Who is at fault? Both major Patties either failed or didn’t want to recognize what was happening, and millions of people fell between the cracks. The federal government and state governments could have taken measures to attenuate the problem but it didn’t happen. The fault lies at the door of my generation, and those of us who could have done something and didn’t . Too many of us that had good jobs were obsessed with enjoying our own prosperity without caring about those who were losing out. It is shameful, and history will not treat the baby boomer generation kindly. Those of us who could have done more didn’t, and now we have a mess on our hands.
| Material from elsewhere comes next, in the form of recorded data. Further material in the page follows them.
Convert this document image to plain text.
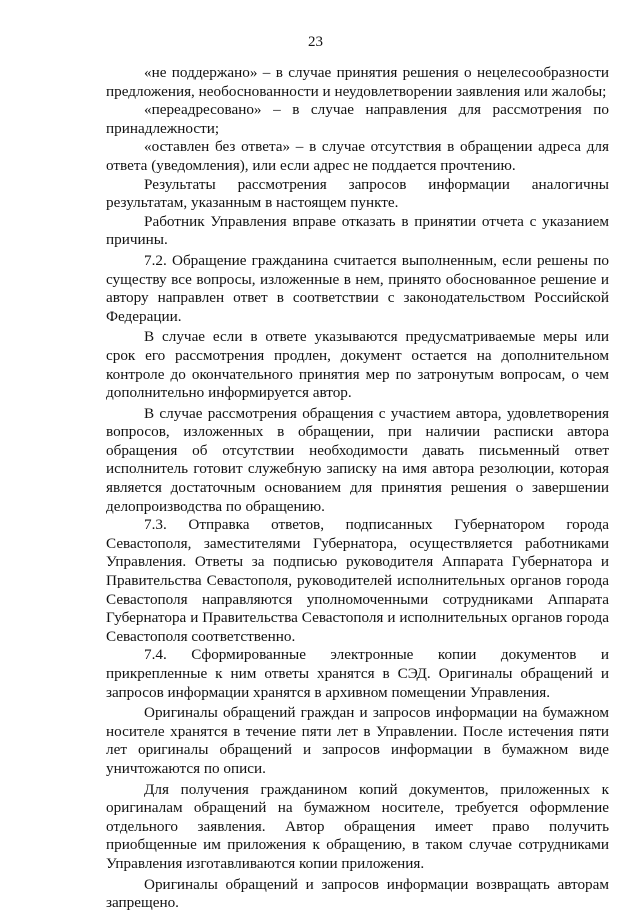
23

«не поддержано» – в случае принятия решения о нецелесообразности предложения, необоснованности и неудовлетворении заявления или жалобы;

«переадресовано» – в случае направления для рассмотрения по принадлежности;

«оставлен без ответа» – в случае отсутствия в обращении адреса для ответа (уведомления), или если адрес не поддается прочтению.

Результаты рассмотрения запросов информации аналогичны результатам, указанным в настоящем пункте.

Работник Управления вправе отказать в принятии отчета с указанием причины.

7.2. Обращение гражданина считается выполненным, если решены по существу все вопросы, изложенные в нем, принято обоснованное решение и автору направлен ответ в соответствии с законодательством Российской Федерации.

В случае если в ответе указываются предусматриваемые меры или срок его рассмотрения продлен, документ остается на дополнительном контроле до окончательного принятия мер по затронутым вопросам, о чем дополнительно информируется автор.

В случае рассмотрения обращения с участием автора, удовлетворения вопросов, изложенных в обращении, при наличии расписки автора обращения об отсутствии необходимости давать письменный ответ исполнитель готовит служебную записку на имя автора резолюции, которая является достаточным основанием для принятия решения о завершении делопроизводства по обращению.

7.3. Отправка ответов, подписанных Губернатором города Севастополя, заместителями Губернатора, осуществляется работниками Управления. Ответы за подписью руководителя Аппарата Губернатора и Правительства Севастополя, руководителей исполнительных органов города Севастополя направляются уполномоченными сотрудниками Аппарата Губернатора и Правительства Севастополя и исполнительных органов города Севастополя соответственно.

7.4. Сформированные электронные копии документов и прикрепленные к ним ответы хранятся в СЭД. Оригиналы обращений и запросов информации хранятся в архивном помещении Управления.

Оригиналы обращений граждан и запросов информации на бумажном носителе хранятся в течение пяти лет в Управлении. После истечения пяти лет оригиналы обращений и запросов информации в бумажном виде уничтожаются по описи.

Для получения гражданином копий документов, приложенных к оригиналам обращений на бумажном носителе, требуется оформление отдельного заявления. Автор обращения имеет право получить приобщенные им приложения к обращению, в таком случае сотрудниками Управления изготавливаются копии приложения.

Оригиналы обращений и запросов информации возвращать авторам запрещено.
The next question is, what can be done to change the situation we find ourselves in? The fact is that despite of what some people want to believe, the federal government is the only institution that can do what is needed. We need another 1932, and another New Deal. The spearhead has got to be better and more education for everybody that needs it. We need to start earlier, and go later. Pre-Kand at least two years beyond high school aren’t a luxury, they are a necessity, and it needs to be affordable. Lamar State College Orange is another good local example that cannot be ignored. Two years of education there are giving thousands of young people marketable skills and the good jobs that are available whether it is in the medical field, industry, or law enforcement. Our young people need to have the opportunity to get that kind of extra education without having to go into debt to get it. The average student debt at Lamar State College Orange is $19,000 when a person graduates, and that is ridiculous. Students ought to have free public education for fourteen years not twelve. Thousands of lives can be changed by simply making education more affordable. Additionally, we need medical care for everyone, decent and affordable housing, affordable daycare so moms can work, and a decent, livable minimum wage. Those factors alone can lift people out of poverty into the middle class and make the good skilled jobs attainable. And what about those who just can’t get the education because they just can’t do it? A humane government should put a safety net under the people who just aren’t mentally capable of doing jobs that require a skill that they can never get. It’s the right thing to do, and the richest country in the world ought to be able to find a way to do it.

The major social problem of the 21st century is how are we going to remake our society to provide good jobs and a good life for those who are capable of doing it, and how to provide a good life for those who can’t. That, and global warming are staring us in the face and we are either going to fall off the cliff or rise up like Americans have always done and avert the disaster that surely awaits us if we don’t. There isn’t much time left.

One final question, Which party is trying to do something about the problem described above? And which party is sitting on its hands, causing fear and blaming the “other”? As a truly great president said, “We have nothing to fear but fear itself.” Let’s unite, and move forward. There is no other solution.